Cognitive dissonance – It’s easier to silence a concern with a clever-sounding stat than to live with tension: “This problem is real, and it can be misused by people I disagree with.” Imagine how different our public life would be if we modelled the courage to hold that tension rather than flee from it.
Instead, we weaponise aggregates to police conversations and justify our cognitive bias:
“You’re talking about X pattern?
That’s statistically small compared to this big mean.
Therefore, you must be a racist/transphobe/bigot/fascist.”
And just like that, real victims vanish behind our need to win the argument, our tribal virtue-signalling, and—far too often—our sheer ignorance of the issues.
What Good Leadership Looks Like
If I look at the mass, I will never act. If I look at the one, I will - Mother Teresa
If you are a Christian leader in church, business, politics, or community, I believe we are called to resist this intellectual laziness. Good leadership does at least four things to resist the misuse of aggregates and related fallacies - four practices we can all undertake if we choose to:
Refuses to use the mean as a shield
You never dismiss a specific harm just because it doesn’t dominate the overall statistics.
You don’t say, “Most abuse looks like X, so we don’t need to talk about Y.”
Holds two truths together
“Yes, the majority pattern is here.”
“Yes, there is a meaningful, smaller pattern there that also needs honest attention.”
Names the fear openly
“We’re afraid that talking about this will be hijacked by extremists [insert the names of groups we fear and feel pressured to placate].”
Say it. Be courageous and name the fear. Don’t pretend the problem itself doesn’t exist.
Protects people, not narratives
The question is not, “Does this topic help or hurt my side?”

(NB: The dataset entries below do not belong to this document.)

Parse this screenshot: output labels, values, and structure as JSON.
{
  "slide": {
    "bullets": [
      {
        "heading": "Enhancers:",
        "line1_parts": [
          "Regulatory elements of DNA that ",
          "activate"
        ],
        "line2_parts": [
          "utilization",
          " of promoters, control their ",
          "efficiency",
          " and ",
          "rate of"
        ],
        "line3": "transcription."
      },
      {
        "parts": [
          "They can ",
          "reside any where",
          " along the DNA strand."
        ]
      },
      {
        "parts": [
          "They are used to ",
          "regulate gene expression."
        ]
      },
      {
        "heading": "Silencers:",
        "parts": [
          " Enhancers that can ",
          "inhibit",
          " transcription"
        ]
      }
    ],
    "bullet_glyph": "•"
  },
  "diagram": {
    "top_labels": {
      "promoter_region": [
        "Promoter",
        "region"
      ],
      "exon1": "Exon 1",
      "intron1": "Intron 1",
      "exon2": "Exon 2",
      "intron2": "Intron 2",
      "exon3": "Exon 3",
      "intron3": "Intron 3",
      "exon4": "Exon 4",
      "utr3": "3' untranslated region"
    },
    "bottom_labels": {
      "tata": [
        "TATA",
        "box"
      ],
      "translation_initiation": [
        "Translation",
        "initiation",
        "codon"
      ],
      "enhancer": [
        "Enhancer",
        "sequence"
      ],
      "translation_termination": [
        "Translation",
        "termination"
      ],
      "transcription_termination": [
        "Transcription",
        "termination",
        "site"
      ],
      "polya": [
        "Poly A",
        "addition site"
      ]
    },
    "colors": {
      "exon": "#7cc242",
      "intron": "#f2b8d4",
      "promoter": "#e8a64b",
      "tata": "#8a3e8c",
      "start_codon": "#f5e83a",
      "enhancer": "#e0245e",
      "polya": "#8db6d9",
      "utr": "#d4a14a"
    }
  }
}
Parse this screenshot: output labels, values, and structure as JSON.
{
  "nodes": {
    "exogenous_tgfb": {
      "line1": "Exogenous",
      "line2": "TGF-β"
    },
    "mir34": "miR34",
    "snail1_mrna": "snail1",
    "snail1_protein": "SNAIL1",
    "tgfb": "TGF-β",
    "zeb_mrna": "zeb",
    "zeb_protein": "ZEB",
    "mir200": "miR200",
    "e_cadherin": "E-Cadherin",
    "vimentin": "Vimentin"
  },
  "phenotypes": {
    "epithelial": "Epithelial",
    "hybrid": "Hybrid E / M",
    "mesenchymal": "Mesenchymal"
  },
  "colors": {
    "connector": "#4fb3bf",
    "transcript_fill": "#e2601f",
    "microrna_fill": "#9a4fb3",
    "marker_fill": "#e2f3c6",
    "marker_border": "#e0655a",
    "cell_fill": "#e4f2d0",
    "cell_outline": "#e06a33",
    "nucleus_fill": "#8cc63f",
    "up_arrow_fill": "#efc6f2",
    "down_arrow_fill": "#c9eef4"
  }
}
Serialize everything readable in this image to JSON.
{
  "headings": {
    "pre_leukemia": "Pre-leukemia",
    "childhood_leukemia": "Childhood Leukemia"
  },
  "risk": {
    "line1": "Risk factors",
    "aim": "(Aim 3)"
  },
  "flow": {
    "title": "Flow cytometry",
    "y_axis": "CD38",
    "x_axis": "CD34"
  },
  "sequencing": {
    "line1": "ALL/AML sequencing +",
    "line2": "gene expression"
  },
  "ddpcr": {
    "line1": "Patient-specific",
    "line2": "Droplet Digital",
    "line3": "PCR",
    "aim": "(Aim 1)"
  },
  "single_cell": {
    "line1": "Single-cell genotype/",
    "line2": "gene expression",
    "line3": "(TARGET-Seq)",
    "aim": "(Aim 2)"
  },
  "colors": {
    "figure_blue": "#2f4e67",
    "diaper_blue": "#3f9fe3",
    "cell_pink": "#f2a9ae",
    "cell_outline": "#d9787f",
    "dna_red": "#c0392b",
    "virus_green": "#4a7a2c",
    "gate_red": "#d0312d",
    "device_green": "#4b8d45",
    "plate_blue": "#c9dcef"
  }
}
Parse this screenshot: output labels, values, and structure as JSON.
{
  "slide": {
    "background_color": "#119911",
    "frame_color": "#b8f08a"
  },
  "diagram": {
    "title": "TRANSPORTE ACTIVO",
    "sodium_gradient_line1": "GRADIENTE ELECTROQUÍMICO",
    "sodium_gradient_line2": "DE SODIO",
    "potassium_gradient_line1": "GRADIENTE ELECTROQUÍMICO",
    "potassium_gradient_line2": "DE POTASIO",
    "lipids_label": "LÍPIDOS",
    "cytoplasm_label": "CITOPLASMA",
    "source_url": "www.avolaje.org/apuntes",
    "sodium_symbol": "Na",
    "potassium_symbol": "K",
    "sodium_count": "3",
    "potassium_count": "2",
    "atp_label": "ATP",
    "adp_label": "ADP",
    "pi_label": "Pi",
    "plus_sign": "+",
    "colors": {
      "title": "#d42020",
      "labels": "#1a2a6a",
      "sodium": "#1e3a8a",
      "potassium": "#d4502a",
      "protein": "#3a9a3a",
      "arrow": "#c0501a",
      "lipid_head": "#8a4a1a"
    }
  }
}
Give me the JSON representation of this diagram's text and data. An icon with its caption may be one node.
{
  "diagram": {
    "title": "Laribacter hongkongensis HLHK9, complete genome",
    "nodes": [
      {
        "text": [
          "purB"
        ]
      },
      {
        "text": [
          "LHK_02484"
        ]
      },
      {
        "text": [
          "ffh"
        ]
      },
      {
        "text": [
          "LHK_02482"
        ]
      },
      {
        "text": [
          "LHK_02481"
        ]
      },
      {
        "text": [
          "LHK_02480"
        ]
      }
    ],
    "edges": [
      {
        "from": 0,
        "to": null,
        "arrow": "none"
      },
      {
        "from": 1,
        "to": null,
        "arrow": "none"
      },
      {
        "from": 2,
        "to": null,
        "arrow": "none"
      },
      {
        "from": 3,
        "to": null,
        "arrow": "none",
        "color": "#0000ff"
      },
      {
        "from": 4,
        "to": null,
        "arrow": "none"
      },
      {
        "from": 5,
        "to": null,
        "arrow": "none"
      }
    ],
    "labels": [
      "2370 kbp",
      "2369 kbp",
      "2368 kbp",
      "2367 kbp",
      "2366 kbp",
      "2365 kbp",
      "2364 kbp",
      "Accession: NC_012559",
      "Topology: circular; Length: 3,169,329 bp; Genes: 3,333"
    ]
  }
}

The question is, “Who is being harmed here, and what is a truthful, proportionate response?”
Misapplied aggregation isn’t just a statistical mistake — it’s a spiritual one. It’s what we do when we prefer the safety of our narrative over the uncomfortable, searching light of truth. It lets us hide real victims behind averages. It lets us feel righteous while avoiding repentance. It lets us win arguments without loving our neighbour.
But Christians are called to something better.
Statistics means never having to say you’re wrong. - Manfred Eigen
Jesus never dismissed the one suffering person because “most people aren’t like that.” He never hid behind the majority pattern to ignore a minority harm. He saw the one bleeding woman in the crowd, the one wounded man on the roadside, the one sheep that wandered. The kingdom is built on the truth that the one matters.